Member of Legislative Council (Fiji) Eastern Indian Constituency
- In office 1929–1929
- Preceded by: new electoral division
- Succeeded by: vacant
- Resigned the seat two weeks after being sworn in.

= James Ramchandar Rao =

Fijian politician

James Ranchandar Rao (a.k.a. James Ramchandar Maharaj ) was one of the three Indo-Fijians elected to the Legislative Council of Fiji in October 1929 when Indo-Fijians were given the first opportunity to elect their own representatives in the 1929 elections. The other two were Vishnu Deo and Parmanand Singh.

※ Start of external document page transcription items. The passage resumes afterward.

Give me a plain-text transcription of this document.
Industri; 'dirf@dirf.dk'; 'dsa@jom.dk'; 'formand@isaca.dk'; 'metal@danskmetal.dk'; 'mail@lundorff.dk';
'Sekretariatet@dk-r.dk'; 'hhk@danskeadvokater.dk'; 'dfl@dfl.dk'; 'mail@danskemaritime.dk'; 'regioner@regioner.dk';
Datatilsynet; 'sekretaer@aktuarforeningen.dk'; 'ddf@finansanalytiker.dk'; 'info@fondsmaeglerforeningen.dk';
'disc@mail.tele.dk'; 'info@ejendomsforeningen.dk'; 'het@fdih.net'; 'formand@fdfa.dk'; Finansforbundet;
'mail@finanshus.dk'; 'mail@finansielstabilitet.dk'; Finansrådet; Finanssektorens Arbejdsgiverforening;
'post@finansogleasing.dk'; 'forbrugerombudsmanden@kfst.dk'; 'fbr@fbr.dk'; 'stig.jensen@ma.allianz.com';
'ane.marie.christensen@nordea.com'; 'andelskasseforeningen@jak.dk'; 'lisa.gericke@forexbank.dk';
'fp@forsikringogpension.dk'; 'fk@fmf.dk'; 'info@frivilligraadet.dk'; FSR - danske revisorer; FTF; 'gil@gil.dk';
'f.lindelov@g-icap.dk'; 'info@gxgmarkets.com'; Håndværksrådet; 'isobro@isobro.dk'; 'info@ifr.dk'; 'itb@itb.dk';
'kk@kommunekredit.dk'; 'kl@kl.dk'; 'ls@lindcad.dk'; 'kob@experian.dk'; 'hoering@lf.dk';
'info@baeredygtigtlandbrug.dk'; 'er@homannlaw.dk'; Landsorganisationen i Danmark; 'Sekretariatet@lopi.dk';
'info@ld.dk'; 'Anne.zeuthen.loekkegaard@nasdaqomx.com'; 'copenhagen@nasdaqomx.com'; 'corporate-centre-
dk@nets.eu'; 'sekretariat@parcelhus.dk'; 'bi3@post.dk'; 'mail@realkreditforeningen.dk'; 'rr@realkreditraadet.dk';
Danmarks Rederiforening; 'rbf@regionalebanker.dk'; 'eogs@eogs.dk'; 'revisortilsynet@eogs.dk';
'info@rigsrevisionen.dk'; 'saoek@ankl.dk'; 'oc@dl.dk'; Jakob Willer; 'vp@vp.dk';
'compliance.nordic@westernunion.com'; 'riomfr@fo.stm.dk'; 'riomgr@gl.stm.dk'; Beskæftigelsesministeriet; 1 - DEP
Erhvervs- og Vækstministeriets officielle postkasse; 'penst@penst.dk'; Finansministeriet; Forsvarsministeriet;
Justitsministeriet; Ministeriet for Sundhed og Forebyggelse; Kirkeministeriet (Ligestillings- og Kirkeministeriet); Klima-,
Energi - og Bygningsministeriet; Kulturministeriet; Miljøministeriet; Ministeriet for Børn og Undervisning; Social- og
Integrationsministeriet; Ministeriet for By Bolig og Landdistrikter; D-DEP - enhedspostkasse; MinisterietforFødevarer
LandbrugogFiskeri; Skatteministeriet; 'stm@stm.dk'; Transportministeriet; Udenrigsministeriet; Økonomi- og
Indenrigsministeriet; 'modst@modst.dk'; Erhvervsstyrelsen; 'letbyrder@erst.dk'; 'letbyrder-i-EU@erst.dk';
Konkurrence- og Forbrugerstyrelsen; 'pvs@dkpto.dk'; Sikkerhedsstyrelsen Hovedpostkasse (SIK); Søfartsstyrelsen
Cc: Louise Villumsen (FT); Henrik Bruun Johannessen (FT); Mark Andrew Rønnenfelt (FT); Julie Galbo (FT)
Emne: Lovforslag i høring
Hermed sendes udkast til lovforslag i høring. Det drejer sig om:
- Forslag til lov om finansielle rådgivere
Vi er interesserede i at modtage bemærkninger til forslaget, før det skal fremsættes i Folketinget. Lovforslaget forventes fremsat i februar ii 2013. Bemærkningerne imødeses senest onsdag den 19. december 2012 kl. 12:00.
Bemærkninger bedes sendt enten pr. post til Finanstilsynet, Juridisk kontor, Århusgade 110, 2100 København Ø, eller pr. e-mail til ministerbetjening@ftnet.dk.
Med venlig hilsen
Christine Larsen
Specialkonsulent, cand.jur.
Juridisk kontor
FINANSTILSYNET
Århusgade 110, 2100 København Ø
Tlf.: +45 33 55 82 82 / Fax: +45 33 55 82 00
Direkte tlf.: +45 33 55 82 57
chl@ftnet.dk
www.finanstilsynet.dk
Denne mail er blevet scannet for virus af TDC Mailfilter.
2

Only males over 21 years of age, who were British subjects and resident continuously in Fiji for 12 months, able to read and write in either English, Hindi, Telugu, Tamil, Urdu or Gurmukhi, in possession of freehold or leasehold in Fiji valued at least 5 pounds per annum for 6 months before the closing of the register or had cash income of not less than 75 pounds per annum or held a government or municipal licence worth at least 5 pounds were eligible to vote. Consequently, only 1,404 out of an Indo-Fijians population of 75,000 were registered to vote. James Ramchandar Rao contested the Eastern Indian Division, which included the islands of Vanua Levu and the Lau and Lomaiviti Group of Islands. His opponent was Khalil Sahim. There were 101 registered electors in the constituency of whom 63 voted for Rao, 20 for Sahim and 5 spoilt their ballot paper.

Two weeks after being sworn in he, together with the other two Indo-Fijians representatives, resigned when a motion asking for equal political rights for Indo-Fijians was defeated.

Rao was the proprietor of one of the first picture theatres in Fiji in the old capital of Levuka, on the island of Ovalau.